At this point, the kernel calls the function search_exception_table to look for an address at which the execution can safely continue (fixup). Since every faulting instruction has an associated fixup handler, this function uses the value in regs->eip as a search key.
Loadable kernel modules in Linux complicate matters. After insertion at runtime, they are effectively part of the running kernel and can access user memory just as any other part of the kernel. For that reason, they have to be integrated into the exception-handling process. Kernel modules must provide their own exception tables. On insertion, the exception table of a module gets registered with the kernel. Then search_exception_table can look through all of the registered tables, performing a binary search for the faulting instruction.

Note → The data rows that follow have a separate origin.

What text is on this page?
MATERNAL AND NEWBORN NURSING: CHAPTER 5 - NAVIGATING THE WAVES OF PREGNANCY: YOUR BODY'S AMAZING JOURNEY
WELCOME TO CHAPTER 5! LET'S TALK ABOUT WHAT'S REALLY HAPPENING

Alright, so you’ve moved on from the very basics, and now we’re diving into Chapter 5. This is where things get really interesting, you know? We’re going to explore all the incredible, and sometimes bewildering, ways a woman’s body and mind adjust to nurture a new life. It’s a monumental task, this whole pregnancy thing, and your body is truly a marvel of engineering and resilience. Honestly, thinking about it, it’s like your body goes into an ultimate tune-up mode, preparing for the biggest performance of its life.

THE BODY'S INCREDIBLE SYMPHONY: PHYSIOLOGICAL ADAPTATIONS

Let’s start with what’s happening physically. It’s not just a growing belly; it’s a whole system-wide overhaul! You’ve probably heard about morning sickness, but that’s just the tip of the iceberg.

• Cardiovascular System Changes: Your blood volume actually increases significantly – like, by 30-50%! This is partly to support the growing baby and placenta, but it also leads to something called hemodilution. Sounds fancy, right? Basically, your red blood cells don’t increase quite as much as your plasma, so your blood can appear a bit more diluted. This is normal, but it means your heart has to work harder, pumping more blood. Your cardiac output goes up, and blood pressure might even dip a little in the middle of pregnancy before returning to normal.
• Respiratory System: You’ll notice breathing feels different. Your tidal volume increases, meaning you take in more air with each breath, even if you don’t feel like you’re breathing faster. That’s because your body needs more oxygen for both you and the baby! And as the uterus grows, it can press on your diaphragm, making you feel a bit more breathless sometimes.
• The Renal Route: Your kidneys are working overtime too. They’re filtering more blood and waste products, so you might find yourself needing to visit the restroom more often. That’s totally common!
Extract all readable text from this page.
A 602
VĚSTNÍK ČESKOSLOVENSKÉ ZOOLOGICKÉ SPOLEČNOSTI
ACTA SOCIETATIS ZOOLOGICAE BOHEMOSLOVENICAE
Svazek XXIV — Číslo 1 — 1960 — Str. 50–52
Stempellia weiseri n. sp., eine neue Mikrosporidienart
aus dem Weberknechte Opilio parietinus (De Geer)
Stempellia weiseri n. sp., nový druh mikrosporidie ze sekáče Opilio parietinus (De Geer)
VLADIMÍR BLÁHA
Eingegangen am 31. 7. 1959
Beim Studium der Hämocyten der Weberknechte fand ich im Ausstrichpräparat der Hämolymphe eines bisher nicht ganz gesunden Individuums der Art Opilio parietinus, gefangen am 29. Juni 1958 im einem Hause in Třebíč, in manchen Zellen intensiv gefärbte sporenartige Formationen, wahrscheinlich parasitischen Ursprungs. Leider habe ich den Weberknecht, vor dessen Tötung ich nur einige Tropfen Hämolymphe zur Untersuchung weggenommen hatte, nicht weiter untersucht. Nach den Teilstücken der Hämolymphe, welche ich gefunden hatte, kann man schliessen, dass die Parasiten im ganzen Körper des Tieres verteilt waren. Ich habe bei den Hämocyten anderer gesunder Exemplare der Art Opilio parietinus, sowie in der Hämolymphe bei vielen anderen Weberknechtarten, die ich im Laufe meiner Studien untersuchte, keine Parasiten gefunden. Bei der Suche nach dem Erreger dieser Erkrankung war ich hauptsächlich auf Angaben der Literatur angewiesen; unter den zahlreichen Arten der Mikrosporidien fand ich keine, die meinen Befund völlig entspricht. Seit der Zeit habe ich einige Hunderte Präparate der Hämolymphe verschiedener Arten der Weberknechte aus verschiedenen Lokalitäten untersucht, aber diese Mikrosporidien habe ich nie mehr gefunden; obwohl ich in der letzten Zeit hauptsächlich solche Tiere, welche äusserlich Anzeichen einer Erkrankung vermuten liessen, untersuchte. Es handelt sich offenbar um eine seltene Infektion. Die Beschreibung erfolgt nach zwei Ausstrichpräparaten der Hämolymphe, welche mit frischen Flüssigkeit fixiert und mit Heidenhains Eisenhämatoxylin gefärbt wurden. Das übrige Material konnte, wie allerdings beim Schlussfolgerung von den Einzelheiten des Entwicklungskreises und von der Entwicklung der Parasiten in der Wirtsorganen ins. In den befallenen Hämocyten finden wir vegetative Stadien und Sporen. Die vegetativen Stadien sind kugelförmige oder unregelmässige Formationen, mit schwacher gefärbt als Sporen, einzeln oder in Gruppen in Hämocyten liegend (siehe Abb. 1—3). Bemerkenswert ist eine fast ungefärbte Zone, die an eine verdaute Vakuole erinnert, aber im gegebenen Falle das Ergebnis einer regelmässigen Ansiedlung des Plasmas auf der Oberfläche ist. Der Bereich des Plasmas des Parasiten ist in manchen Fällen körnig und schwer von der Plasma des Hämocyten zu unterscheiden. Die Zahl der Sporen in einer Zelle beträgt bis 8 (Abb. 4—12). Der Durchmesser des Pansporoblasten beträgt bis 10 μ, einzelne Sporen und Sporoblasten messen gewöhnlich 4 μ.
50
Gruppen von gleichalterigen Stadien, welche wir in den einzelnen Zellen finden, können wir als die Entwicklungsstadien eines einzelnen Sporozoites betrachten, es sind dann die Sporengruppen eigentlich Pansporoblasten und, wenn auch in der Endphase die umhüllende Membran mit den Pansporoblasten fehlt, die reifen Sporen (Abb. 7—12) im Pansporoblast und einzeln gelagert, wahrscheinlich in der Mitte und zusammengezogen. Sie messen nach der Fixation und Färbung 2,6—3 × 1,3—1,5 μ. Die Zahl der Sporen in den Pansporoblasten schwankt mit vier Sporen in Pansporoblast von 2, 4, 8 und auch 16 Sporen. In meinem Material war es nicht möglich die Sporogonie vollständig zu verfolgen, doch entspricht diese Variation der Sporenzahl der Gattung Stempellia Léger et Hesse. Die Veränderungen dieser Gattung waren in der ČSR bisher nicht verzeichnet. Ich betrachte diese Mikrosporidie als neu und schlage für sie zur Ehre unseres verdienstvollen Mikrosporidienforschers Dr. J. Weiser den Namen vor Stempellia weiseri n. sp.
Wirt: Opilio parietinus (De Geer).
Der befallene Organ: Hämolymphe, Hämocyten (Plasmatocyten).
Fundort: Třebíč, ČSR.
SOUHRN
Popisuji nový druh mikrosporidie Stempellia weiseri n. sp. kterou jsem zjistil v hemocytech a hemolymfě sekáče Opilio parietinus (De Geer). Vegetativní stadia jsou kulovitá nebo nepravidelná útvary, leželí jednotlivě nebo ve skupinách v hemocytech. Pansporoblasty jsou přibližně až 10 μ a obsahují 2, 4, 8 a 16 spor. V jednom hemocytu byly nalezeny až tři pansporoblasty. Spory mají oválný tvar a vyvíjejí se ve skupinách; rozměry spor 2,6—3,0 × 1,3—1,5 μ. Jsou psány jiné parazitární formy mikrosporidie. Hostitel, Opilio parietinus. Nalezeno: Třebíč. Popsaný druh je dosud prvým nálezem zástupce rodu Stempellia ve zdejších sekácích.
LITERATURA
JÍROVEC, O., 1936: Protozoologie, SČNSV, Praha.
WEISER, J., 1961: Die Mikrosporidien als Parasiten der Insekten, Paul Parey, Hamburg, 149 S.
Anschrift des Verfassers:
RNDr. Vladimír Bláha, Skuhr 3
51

To access the start and the end of an exception table, we use a feature of the linker which resolves a symbol name consisting of the name of a section prepended with __start__ or __stop__ to the start or end address of the section in question. This feature allows us to access the exception table from C code. If search_exception_table finds the address of the faulting instruction, it returns the address of the matching fixup code. do_page_fault then sets its own return address to the fixup code and returns. In this way, the exception handler gets executed. The exception handler sets the value we tried to get to 0 and the return value of the get_user macro to -EFAULT. Then it jumps back to the address immediately after the failed user memory access. It is the task of the surrounding code to report the failure back to the user application.
The new user access scheme implemented in the 2.1 development kernels of Linux provides an efficient and easy-to-use way to copy data from and to the kernel address space. The added overhead for the average, error-free case is close to zero. Because access and test for accessibility are atomic, the original problem with multi-threaded applications is resolved. This solution meets all four of our requirements.